In contrast, building an AI that could begin correctly identifying images of deer after being exposed to just one training record, without sacrificing the AIs ability to be as discerning as it needs to be (is that a bird in that brush?), is extraordinarily out of reach at the moment.
EDIT: Also thought I’d point out that GPT-2′s efficacy declines substantially as the length of its writing increases (I forget the exact number but after 300 words or something it all goes to mumbo jumbo). That, to me, strongly indicates that GPT-2 is not imitating human neurology at all.
What you describe is correct about GPT-2 and a correct response to the article, but be careful to not over-generalize. There are ways of making AIs with “one-shot learning.”
I had a sense I was kind of overstepping when I wrote that...
Do those AI frameworks tend to be very discerning though? I imagine they tend to have high recall and low precision on valid test cases too dissimilar from the single training case.
The Wikipedia article is pretty good on this subject:
https://en.wikipedia.org/wiki/One-shot_learning
I should say first that I completely agree with you about the extreme data inefficiency of many systems that get enthusiastically labeled “AI” these days—it is a big problem which calls into question many claims about these systems and their displays of “intelligence.”

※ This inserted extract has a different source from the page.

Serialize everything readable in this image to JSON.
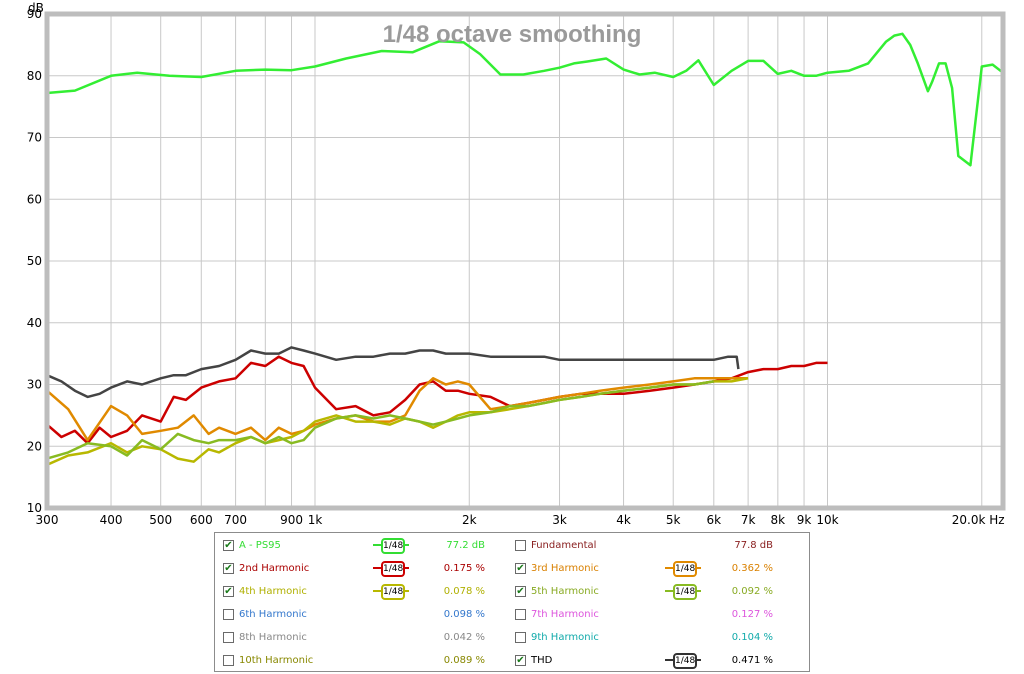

Especially a few years ago (the field has been getting better about this over time), there was a tendency to define performance with reference to some set collection of tasks similar to the training task without acknowledging that broader generalization capacity, and generalization speed in terms of “number of data points needed to learn the general rule,” are key components of any intuitive/familiar notion of intelligence. I’ve written about this in a few places, like the last few sections of this post, where I talk about the “strange simpletons.”
However, it’s not clear to me that this limitation is inherent to neural nets or to “AI” in the way you seem to be saying. You write:
If I understand you correctly, you’re taking a position that Marcus argued against in The Algebraic Mind. I’m taking Marcus’ arguments there largely as a given in this post, because I agree with them and because I was interested specifically in the way Marcus’ Algebraic Mind arguments cut against Marcus’ own views about deep learning today.
If you want to question the Algebraic Mind stuff itself, that’s fine, but if so you’re disagreeing with both me and Marcus more fundamentally than (I think) Marcus and I disagree with one another, and you’ll need a more fleshed-out argument if you want to bridge a gulf of this size.